On entend toquer à une porte tandis que Hyun-ae tend son téléphone à une Dounia plutôt boudeuse.

— Aimé! Come! ... (Aimé ! Viens. Dounia est au téléphone !)

— C’est vrai ? Allo ! Dounia ?

— Bonjour papa…

Aimé qui s’était pourtant promis de rester maitre de lui, ne peut s’empêcher un mouvement d’humeur.

— Tu sais le souci que je me suis fait ? T’as fait n’importe quoi là !

— Hé papa ! Continue de me parler comme ça si tu ne veux plus me voir!

Il reprend, plus calme, après un court silence.

— Pardon… Tu n’as pas…

— Je sais, Eonni me l’a dit.

— Eonni ? Tu parles de Lee Hyun-ae ?

— Oui.
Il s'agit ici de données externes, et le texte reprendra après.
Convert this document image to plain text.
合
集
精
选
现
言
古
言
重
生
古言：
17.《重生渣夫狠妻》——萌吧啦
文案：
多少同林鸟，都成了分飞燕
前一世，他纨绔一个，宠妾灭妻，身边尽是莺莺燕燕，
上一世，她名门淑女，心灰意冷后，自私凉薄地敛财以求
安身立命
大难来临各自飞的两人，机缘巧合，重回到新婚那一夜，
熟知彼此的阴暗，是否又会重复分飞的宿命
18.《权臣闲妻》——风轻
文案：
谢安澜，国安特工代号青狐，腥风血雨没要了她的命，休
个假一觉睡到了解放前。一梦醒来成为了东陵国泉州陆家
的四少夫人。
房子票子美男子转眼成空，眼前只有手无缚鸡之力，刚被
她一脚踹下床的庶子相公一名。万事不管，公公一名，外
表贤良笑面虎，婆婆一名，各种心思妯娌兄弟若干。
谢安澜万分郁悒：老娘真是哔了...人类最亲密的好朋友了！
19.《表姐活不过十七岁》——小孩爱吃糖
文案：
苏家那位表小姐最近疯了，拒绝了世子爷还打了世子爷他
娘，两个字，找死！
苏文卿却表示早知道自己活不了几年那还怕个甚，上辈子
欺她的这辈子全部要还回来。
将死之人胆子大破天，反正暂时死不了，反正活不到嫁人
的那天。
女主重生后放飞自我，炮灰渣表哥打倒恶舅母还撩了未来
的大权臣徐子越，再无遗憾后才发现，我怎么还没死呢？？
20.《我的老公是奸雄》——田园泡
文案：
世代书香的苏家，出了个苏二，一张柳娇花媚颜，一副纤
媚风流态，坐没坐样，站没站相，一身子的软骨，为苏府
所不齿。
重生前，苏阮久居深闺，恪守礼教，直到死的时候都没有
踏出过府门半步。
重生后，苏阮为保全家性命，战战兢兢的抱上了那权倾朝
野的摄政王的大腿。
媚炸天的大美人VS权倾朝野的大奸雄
Elle est super gentille. Tout va bien pour moi. Je me suis fait une amie aussi.

— Je suis soulagé de savoir que tu vas bien. C’est bien, on va pouvoir rentrer l’esprit tranquille, hein chérie ? Dis-moi où tu es.

— Je ne rentre pas…

— Dounia…. Écoute, on parlera de ça tranquillement, d’accord ?

Dounia tend brusquement le téléphone à Hyun-ae et va s’assoir près de Na-ri, renfrognée et déterminée.

— Allo ? Dounia ? Dounia !

— Aimé ? Dounia boude. Je crois qu’il vaut mieux la laisser tranquille pour aujourd’hui, annonce Hyun-ae d’une voix calme.

— Mais je…

— Elle est un peu perturbée maintenant. Écoutez, je pense que le mieux serait de vous rencontrer dans un café. Je l’accompagnerais. Passer-moi Chae Eun-jung, nous allons fixer un rendez-vous.

Son téléphone étant sur haut-parleur, Eun-jung qui a suivi la conversation intervient, énervée :

— 여보세요? ... (Allo ? Dites... Vous ne pouvez pas l'empêcher de voir sa fille !)

— 나는 아무것도 … (Je n’empêche rien. J’essaie d’éviter que Dounia ne se braque. Prenons rendez-vous pour demain dans un café près de chez vous.), réplique fermement Hyun-ae.

— 좋아 ... (D'accord... Disons 14h30 au Cofeebe à Donggyo-dong. Je vous envoie l'adresse.)

Dounia regarde avec appréhension Hyun-ae se tourner vers elle et lui annoncer d’un ton calme mais sans réplique.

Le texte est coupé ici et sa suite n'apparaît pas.